Yuccan't Take the Nukes Out of YuccaYou can sign up for Jonah's newsletter here.
First of all, the science is settled: You can't be 20 on Yucca Mountain. Oh wait, wrong mountain. On Yucca Mountain, you can't be 10,000. Or something like that.
I bring this up because there's news on the Yucca front. A judicial panel held that the law requires the application process go forward even though the Obama administration has decided to kill the project. Yucca will probably still never open, but as fate would have it, the Yucca process has a half-life all its own.
Which brings me back to this 10,000 years thing. I'm not going to get deep in the weeds on Yucca mountain (where I've been and reported from). Suffice it to say, a strange coalition of Nevada tourism officials, nimbyers, casino owners, national environmental groups, the Democratic party, and American liberals generally all conspired to kill Yucca Mountain. I don't think all of the arguments against Yucca are idiotic, but many of them are for a simple reason: Who the Hell cares if it will work 10,000 years from now?
Much of the debate over Yucca Mountain has revolved around this absolutely batty issue.
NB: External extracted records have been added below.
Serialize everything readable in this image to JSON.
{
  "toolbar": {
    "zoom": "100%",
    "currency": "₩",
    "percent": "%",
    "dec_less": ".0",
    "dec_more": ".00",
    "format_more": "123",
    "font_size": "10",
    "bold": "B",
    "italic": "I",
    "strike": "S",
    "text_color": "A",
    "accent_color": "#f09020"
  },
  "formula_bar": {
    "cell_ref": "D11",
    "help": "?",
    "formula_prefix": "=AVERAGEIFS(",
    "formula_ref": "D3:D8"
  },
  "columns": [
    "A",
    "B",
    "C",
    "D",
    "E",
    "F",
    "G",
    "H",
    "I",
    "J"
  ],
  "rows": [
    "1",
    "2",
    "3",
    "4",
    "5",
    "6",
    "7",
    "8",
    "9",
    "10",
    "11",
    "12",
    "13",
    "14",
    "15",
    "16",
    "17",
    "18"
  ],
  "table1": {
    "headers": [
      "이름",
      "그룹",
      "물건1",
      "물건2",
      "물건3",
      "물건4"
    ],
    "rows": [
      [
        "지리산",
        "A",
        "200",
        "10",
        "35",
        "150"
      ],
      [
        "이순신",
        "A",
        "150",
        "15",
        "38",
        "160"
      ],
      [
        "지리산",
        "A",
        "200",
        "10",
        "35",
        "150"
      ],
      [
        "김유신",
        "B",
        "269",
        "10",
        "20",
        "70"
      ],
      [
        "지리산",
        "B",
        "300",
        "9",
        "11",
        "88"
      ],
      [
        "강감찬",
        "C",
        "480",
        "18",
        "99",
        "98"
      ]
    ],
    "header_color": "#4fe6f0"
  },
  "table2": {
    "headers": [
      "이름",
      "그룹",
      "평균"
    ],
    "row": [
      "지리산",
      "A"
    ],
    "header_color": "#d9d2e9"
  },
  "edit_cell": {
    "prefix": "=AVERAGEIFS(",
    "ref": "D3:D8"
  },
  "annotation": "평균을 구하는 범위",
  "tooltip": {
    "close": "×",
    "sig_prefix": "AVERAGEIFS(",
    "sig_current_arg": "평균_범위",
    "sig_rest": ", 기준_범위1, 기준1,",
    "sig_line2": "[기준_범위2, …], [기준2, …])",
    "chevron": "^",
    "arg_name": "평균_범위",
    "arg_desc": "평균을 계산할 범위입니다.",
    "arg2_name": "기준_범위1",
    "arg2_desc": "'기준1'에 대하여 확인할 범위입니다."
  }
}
Here's how I put it in the magazine eight years ago:
Seriously: Critics of constructing a subterranean repository for nuclear waste in Nevada's Yucca Mountain argue that if the fictional Lothar decides to live in this godforsaken patch of desert 100 centuries from now, he must not be exposed to more radiation per year than you or I receive from a single chest x-ray. The Environmental Protection Agency and the Nuclear Regulatory Commission agree: Their minimum standard is for containment of the waste for no less than 10,000 years -- at which point, even if the waste did seep into the groundwater and make its way back into the environment, its radioactivity would have decayed enough to be safe.
But here's the thing: Who cares whether it will be safe 10,000 years from now? The question is: Would it be safe 50 years from now? A hundred years from now? Five hundred years from now? And the answers to all of these questions is: Yes. Perfectly safe? No, of course not. But nuclear waste is not perfectly safe in the dozens of messy stockpiles scattered across the U.S. now. Does anyone doubt that, a century from now, we'll be unable to fix this stuff? We can recycle some of it now. All we need Yucca Mountain for is to leapfrog our current ignorance. In 10,000 years, we'll either all be dead (well, you folks will be dead -- my un-frozen head will be doing just fine) or we'll consider radiation sickness one of those ancient problems, like the mercury poisoning that once gave us "mad hatters" and Helen Thomas.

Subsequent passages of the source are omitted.